The girl likely didn’t realise that her extreme water-only dieting had pushed her into severe anorexia, a disorder causing her to vomit even the small amounts of food that she was given.
People on the internet are falsely advocating that consuming only water and no food helps in autophagy, a process when cells recycle and renew themselves, and thus regain their health. This is a myth. The fact is that no scientific literature has any evidence of this routine, which cannot be continued beyond a day or two anyway, as it accelerates weight loss.
Such trials have been conducted under medical supervision to ensure that the health of participants remains unaffected. However, this lack of scientific evidence hasn’t stopped people from adopting water fasting as an alternative diet fad and since it is an easy-to-follow routine, many fall for it, instead of following a proper diet, exercising or changing their lifestyle.
When you follow a water-only fasting diet, there are major deficiencies of both macro and micronutrients in the body. Your body may run low on electrolytes like sodium and potassium. A deficiency of these essential electrolytes disrupts nerve signals for key body functions, which can lead to irregular heartbeats, muscle weakness, confusion, seizures and cardiac arrest.

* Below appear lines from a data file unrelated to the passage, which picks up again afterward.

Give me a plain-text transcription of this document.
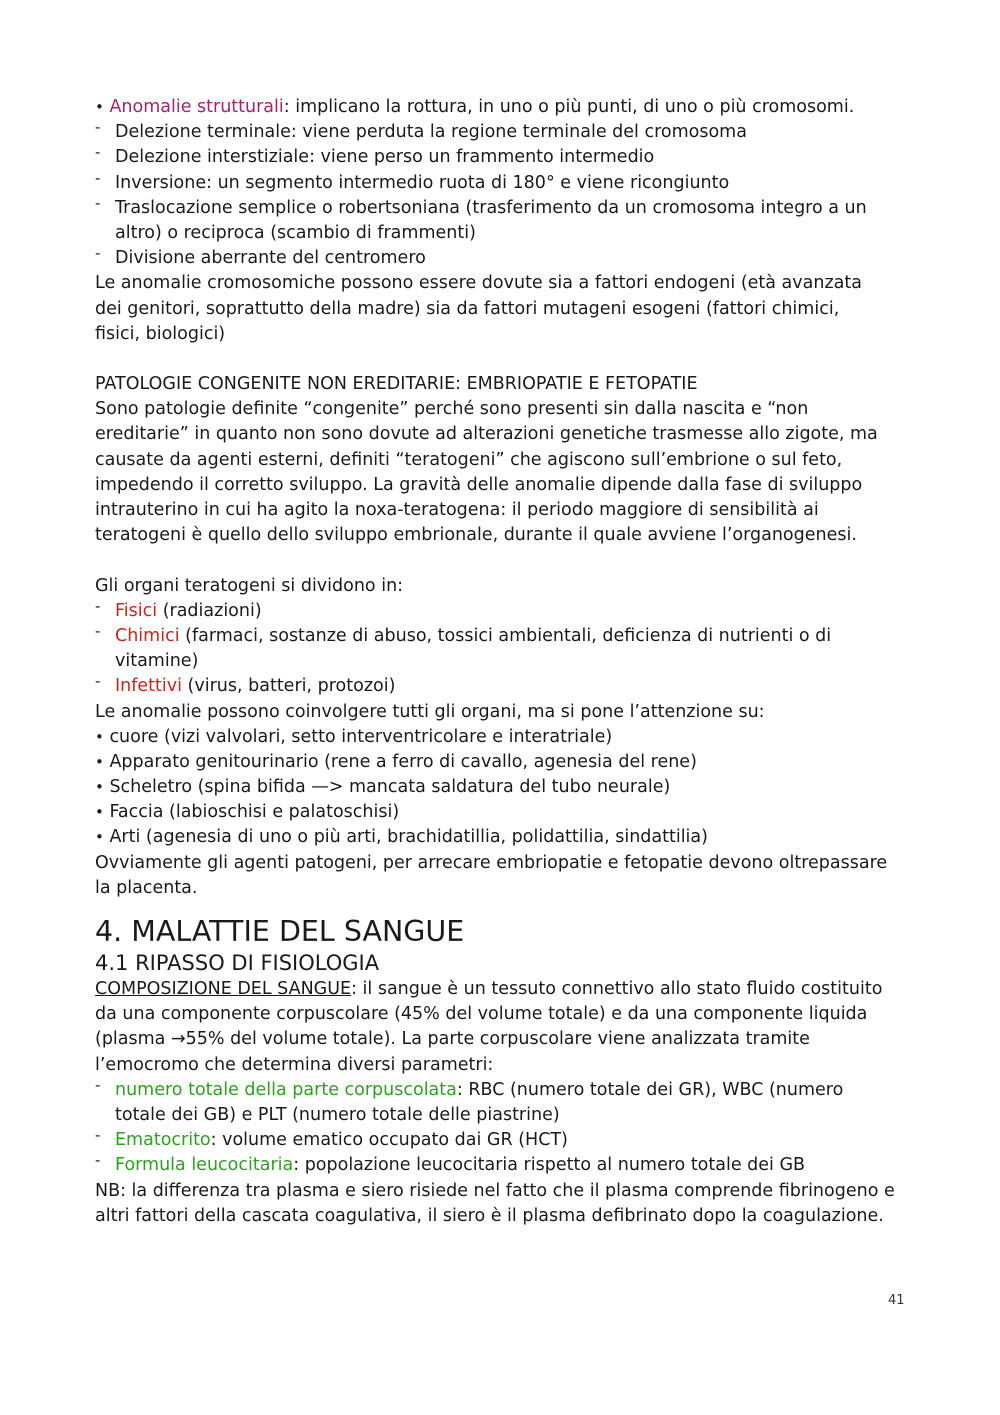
• Anomalie strutturali: implicano la rottura, in uno o più punti, di uno o più cromosomi.
- Delezione terminale: viene perduta la regione terminale del cromosoma
- Delezione interstiziale: viene perso un frammento intermedio
- Inversione: un segmento intermedio ruota di 180° e viene ricongiunto
- Traslocazione semplice o robertsoniana (trasferimento da un cromosoma integro a un
altro) o reciproca (scambio di frammenti)
- Divisione aberrante del centromero
Le anomalie cromosomiche possono essere dovute sia a fattori endogeni (età avanzata
dei genitori, soprattutto della madre) sia da fattori mutageni esogeni (fattori chimici,
fisici, biologici)
PATOLOGIE CONGENITE NON EREDITARIE: EMBRIOPATIE E FETOPATIE
Sono patologie definite “congenite” perché sono presenti sin dalla nascita e “non
ereditarie” in quanto non sono dovute ad alterazioni genetiche trasmesse allo zigote, ma
causate da agenti esterni, definiti “teratogeni” che agiscono sull’embrione o sul feto,
impedendo il corretto sviluppo. La gravità delle anomalie dipende dalla fase di sviluppo
intrauterino in cui ha agito la noxa-teratogena: il periodo maggiore di sensibilità ai
teratogeni è quello dello sviluppo embrionale, durante il quale avviene l’organogenesi.
Gli organi teratogeni si dividono in:
- Fisici (radiazioni)
- Chimici (farmaci, sostanze di abuso, tossici ambientali, deficienza di nutrienti o di
vitamine)
- Infettivi (virus, batteri, protozoi)
Le anomalie possono coinvolgere tutti gli organi, ma si pone l’attenzione su:
• cuore (vizi valvolari, setto interventricolare e interatriale)
• Apparato genitourinario (rene a ferro di cavallo, agenesia del rene)
• Scheletro (spina bifida —> mancata saldatura del tubo neurale)
• Faccia (labioschisi e palatoschisi)
• Arti (agenesia di uno o più arti, brachidatillia, polidattilia, sindattilia)
Ovviamente gli agenti patogeni, per arrecare embriopatie e fetopatie devono oltrepassare
la placenta.
4. MALATTIE DEL SANGUE
4.1 RIPASSO DI FISIOLOGIA
COMPOSIZIONE DEL SANGUE: il sangue è un tessuto connettivo allo stato fluido costituito
da una componente corpuscolare (45% del volume totale) e da una componente liquida
(plasma →55% del volume totale). La parte corpuscolare viene analizzata tramite
l’emocromo che determina diversi parametri:
- numero totale della parte corpuscolata: RBC (numero totale dei GR), WBC (numero
totale dei GB) e PLT (numero totale delle piastrine)
- Ematocrito: volume ematico occupato dai GR (HCT)
- Formula leucocitaria: popolazione leucocitaria rispetto al numero totale dei GB
NB: la differenza tra plasma e siero risiede nel fatto che il plasma comprende fibrinogeno e
altri fattori della cascata coagulativa, il siero è il plasma defibrinato dopo la coagulazione.
41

If you drink too much water, you may experience abnormally low levels of blood pressure. You could also develop water intoxication or hyponatremia due to this. Brain functioning also gets affected and your organs begin to shut down.
The first step is to restore the diet with medical guidance. If for an extended period of time, a person consumes extreme calorie-restricted diets, it results in a refeeding syndrome. Even normal meals can feel like a calorie overload. There can be sudden and rapid metabolic changes that may lead to health complications like diarrhoea, vomiting and organ malfunction.
Therefore, we need to reintroduce the patient to food very slowly, beginning with smaller calorie counts, then going up to 800 calories and moving upwards gradually.
Also, it is essential that teens with body image issues and online addictions should be counselled by psychiatrists. Parents from this generation should also be vigilant and talk openly with their children about their issues.